The sun's declination changes throughout the year as Earth orbits. On the summer solstice the sun sits 23.4° north of the equator; on the winter solstice, 23.4° south. This tilt determines the hour angle of sunrise at any latitude:

function daylightHours(lat, day) {
  var decl = TILT * Math.sin(TWO_PI * (day - 81) / 365);
  var cosHA = -Math.tan(lat) * Math.tan(decl);
  if (cosHA < -1) return 24;  // midnight sun
  if (cosHA >  1) return 0;   // polar night
  return (2 * Math.acos(cosHA) / TWO_PI) * 24;
}

When the cosine of the hour angle drops below -1, the sun never sets. When it exceeds 1, the sun never rises. Between those extremes you get a smooth gradient from the equator's steady 12 hours to the poles' dramatic swings.

What to look for

Set the slider to late June. The Arctic Circle and everything north of it glows bright: 24 hours of continuous daylight. Antarctica is dark. Now drag the slider to December. The pattern inverts completely. At the equator, nothing changes. It stays locked at roughly 12 hours year-round.

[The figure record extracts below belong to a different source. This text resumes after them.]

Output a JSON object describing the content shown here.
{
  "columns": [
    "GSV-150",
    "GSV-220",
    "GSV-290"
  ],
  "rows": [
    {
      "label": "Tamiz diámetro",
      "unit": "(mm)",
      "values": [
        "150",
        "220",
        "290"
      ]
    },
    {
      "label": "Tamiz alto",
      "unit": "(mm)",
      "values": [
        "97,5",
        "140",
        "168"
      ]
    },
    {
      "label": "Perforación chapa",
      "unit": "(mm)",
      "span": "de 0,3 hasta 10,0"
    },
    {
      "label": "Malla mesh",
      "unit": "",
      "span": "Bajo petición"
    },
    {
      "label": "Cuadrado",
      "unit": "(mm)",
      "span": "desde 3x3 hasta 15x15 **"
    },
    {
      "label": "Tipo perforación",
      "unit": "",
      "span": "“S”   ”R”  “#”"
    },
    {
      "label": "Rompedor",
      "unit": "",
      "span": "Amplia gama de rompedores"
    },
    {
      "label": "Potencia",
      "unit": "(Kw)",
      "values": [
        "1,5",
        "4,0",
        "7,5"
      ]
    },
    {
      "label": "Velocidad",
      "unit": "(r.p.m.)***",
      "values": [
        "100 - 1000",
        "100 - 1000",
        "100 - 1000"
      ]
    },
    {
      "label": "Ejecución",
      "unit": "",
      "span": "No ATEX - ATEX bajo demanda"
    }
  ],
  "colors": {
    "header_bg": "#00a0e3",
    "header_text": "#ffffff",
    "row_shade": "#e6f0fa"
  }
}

The Tropics of Cancer and Capricorn (23.4° N/S) mark the latitudes where the sun is directly overhead at least once a year. The Arctic and Antarctic Circles (66.6° N/S) mark where you get at least one full day of midnight sun or polar night. Both lines appear as dashed circles on the globe.

Rendering

The globe draws on a standard HTML <canvas>. Each frame it projects a grid of 4°×4° latitude-longitude patches into screen space, colors them by daylight hours, and shades them by depth to give a sense of curvature. Grid lines and special latitude circles are drawn on top. The hover crosshair uses inverse projection to convert screen coordinates back to latitude and longitude.

No WebGL, no Three.js. Just 2D canvas and some trigonometry. It runs at 60fps on any modern device.